The creamy farro with honey-roasted grapes from Maria Speck’s Ancient Grains for Modern Meals was absolutely delicious. I never would’ve thought to eat farro for breakfast, but why not? It cooks up like oatmeal and has a taste and texture similar to wheat berries, nutty and a bit chewy. The cinnamon, anise, and vanilla gave off a lovely, warm aroma, and the hit of cream made this healthy, hearty breakfast more rich and satisfying. The warm, honeyed grapes were a great complement. Other fruits like pears, plums, blueberries (whatever’s in season) would work well, too, and I might try replacing the cream with soy milk for a still-creamy, lower-fat version.
Creamy Farro with Honey-Roasted Grapes from Ancient Grains for Modern Meals: Mediterranean Whole Grain Recipes for Barley, Farro, Kamut, Polenta, Wheat Berries & More by Maria Speck (Ten Speed, Apr.)
2 cups water
1 cup farro
1 teaspoon anise seeds
1 1-inch piece cinnamon stick
Pinch of fine sea salt
Roasted Grapes, and to finish
3 cups seedless red grapes (1 ¼ pounds)
1 teaspoon extra-virgin olive oil
4 tablespoons honey, plus extra for serving
½ cup heavy whipping cream or half-and-half
½ teaspoon vanilla extract
Ground cinnamon, for sprinkling
1. To prepare the faro, bring the water, faro, anise seeds, cinnamon stick, and salt to a boil in a heavy-bottomed 4-quart saucepan. Decrease the heat to maintain a simmer, cover, and cook until the faro is tender but still slightly chewy, 20 to 25 minutes. Remove the cinnamon stick, drain any remaining liquid, and return the faro to the saucepan.

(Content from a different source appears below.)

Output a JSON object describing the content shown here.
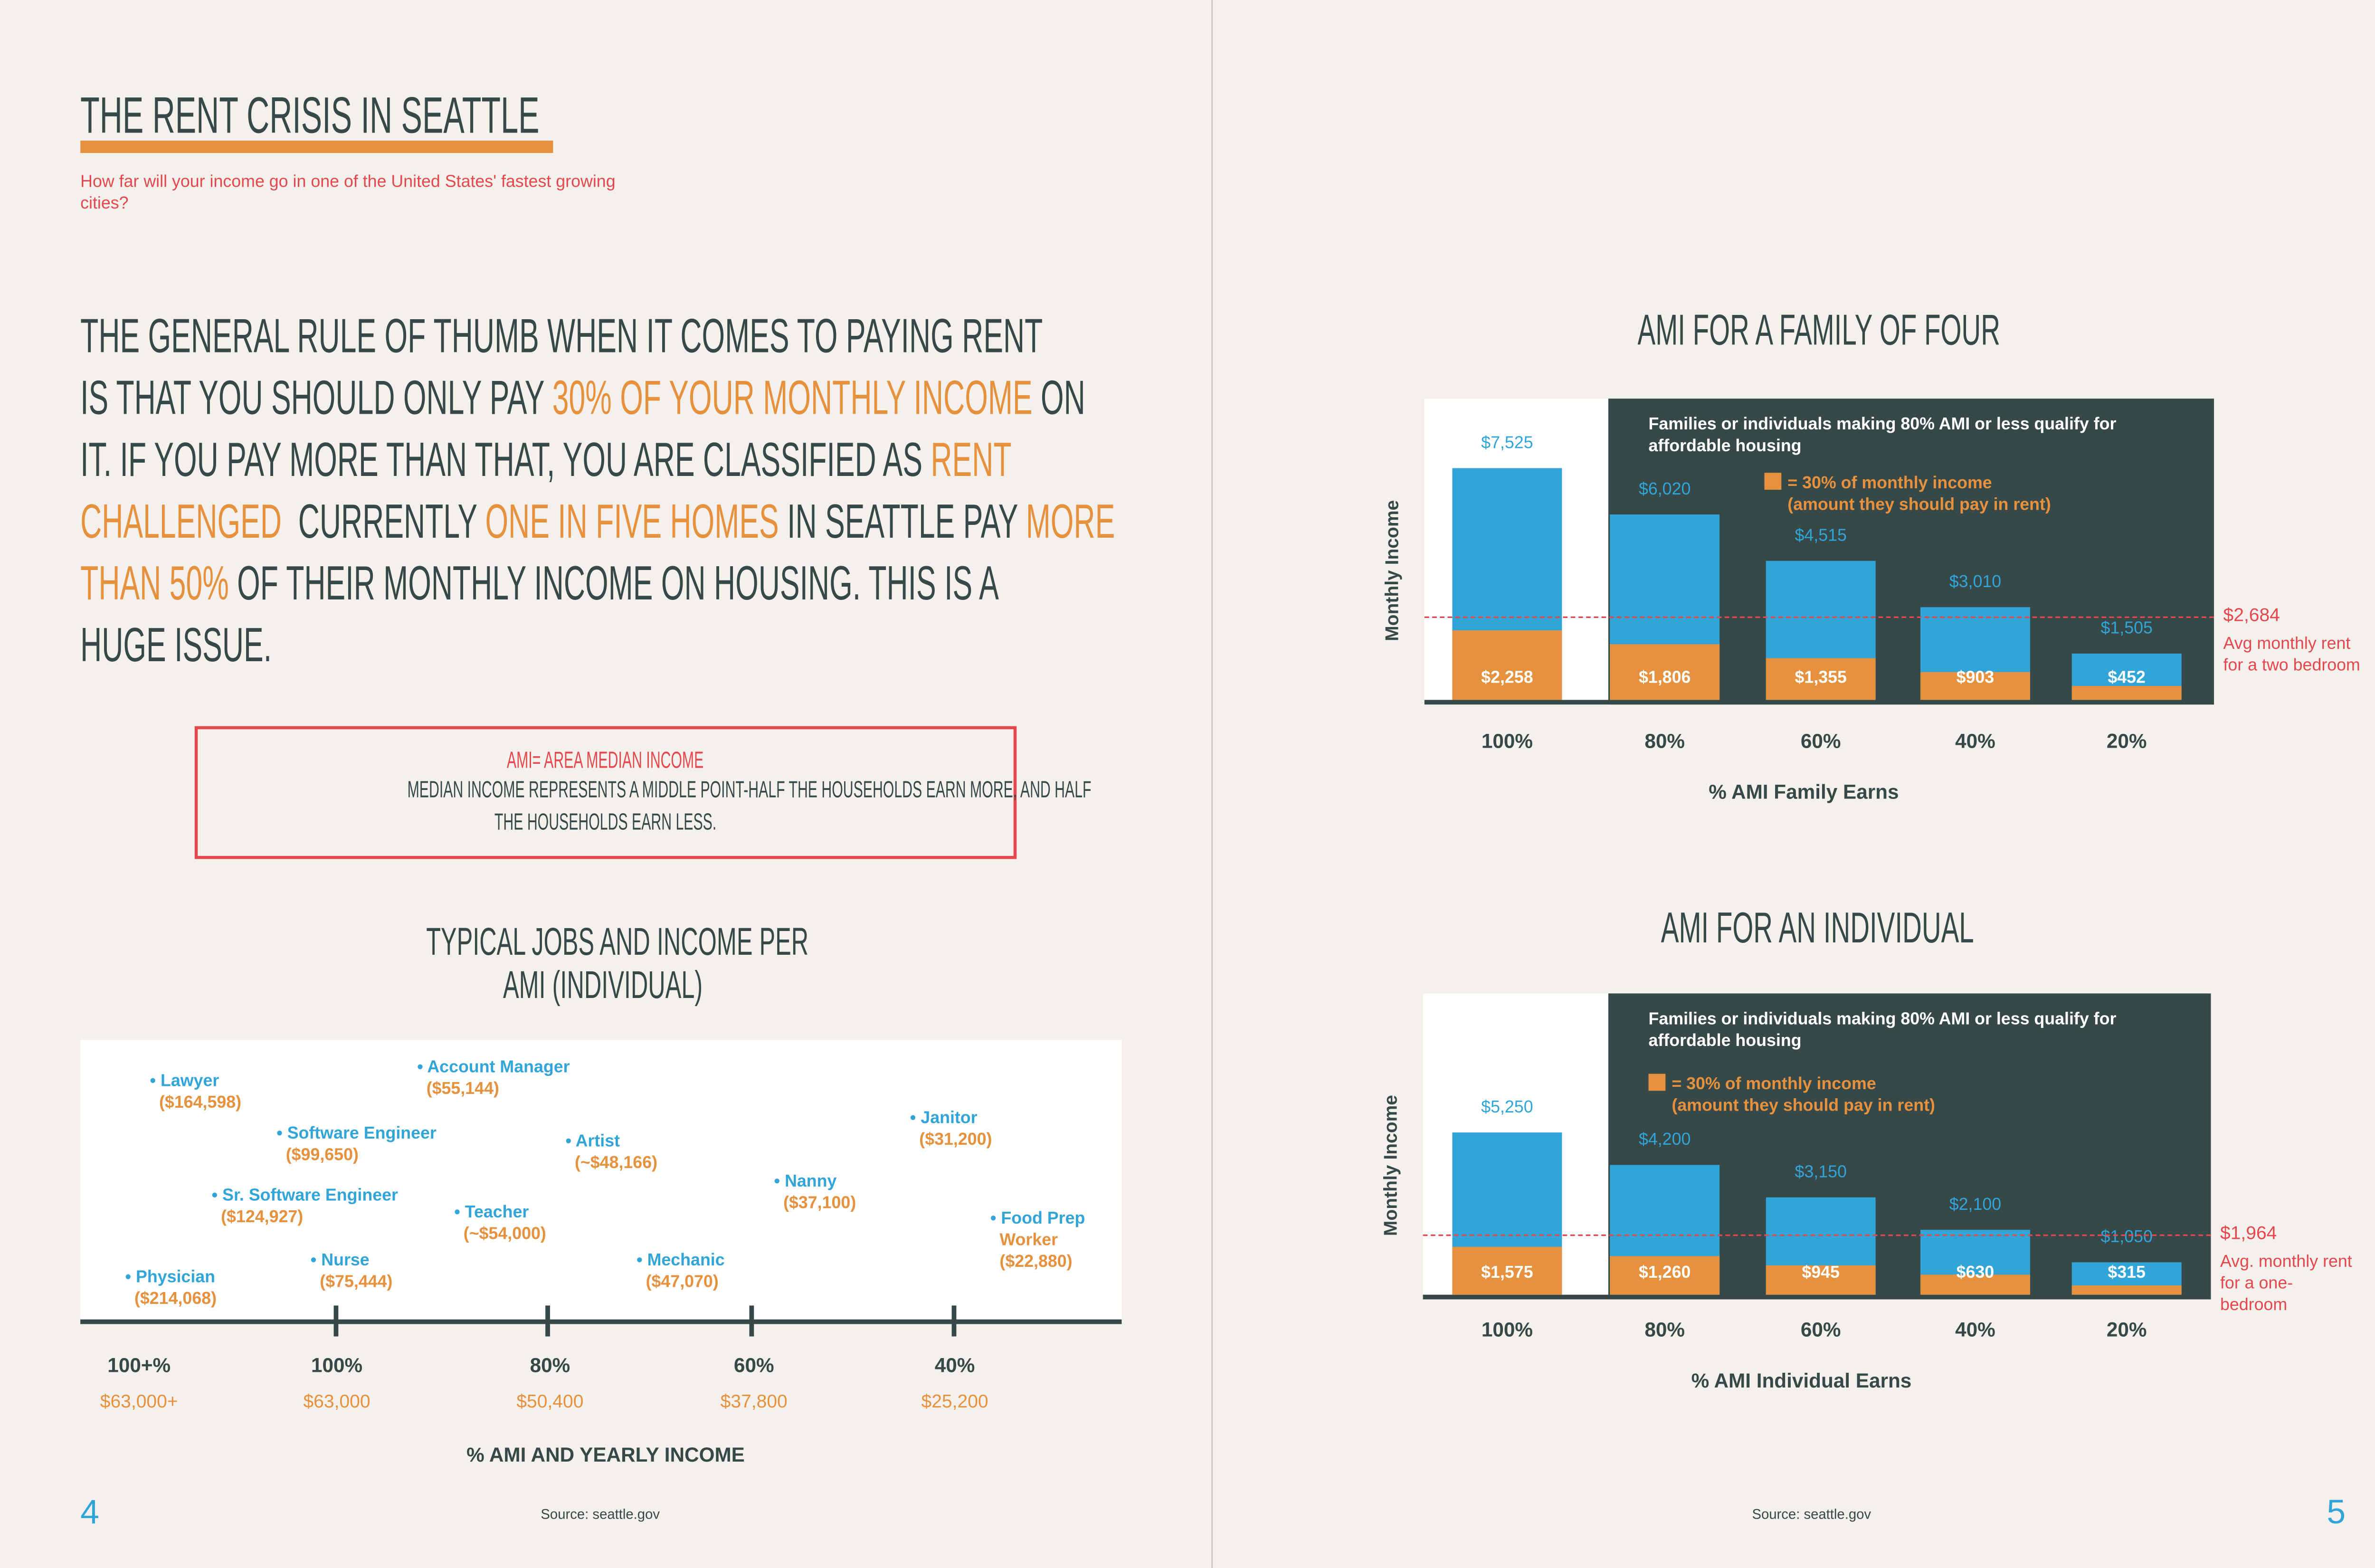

2. Meanwhile, prepare the roasted grapes. Position a rack 6 inches from the heat source and preheat the broiler for 5 minutes. Spread the grapes on a large rimmed baking sheet. Drizzle with the olive oil and 2 tablespoons of the honey and toss to combine. Broil until the grapes just start to shrivel and release some juices as they burst, 5 to 7 minutes. Immediately transfer the grapes with their juices to a heatproof bowl.
3. To finish, add the cream and vanilla extract to the faro and bring to a boil over medium heat, stirring frequently. Cook until the cream thickens slightly, 3 to 5 minutes. Stir in the remaining 2 tablespoons honey, add the grapes with their juices and cook just long enough to reheat the fruit, about 2 minutes. Divide among bowls, sprinkle with cinnamon, and serve warm with more honey on the side.
To get a head start: Make the faro, as in step 1, ahead. The grapes can also be roasted 1 day ahead. Chill, covered.
To vary it: If you like a bit more chewiness, try other berries from the heat family such as spelt, Kamut, or soft whole wheat. You will need a scant 3 cups.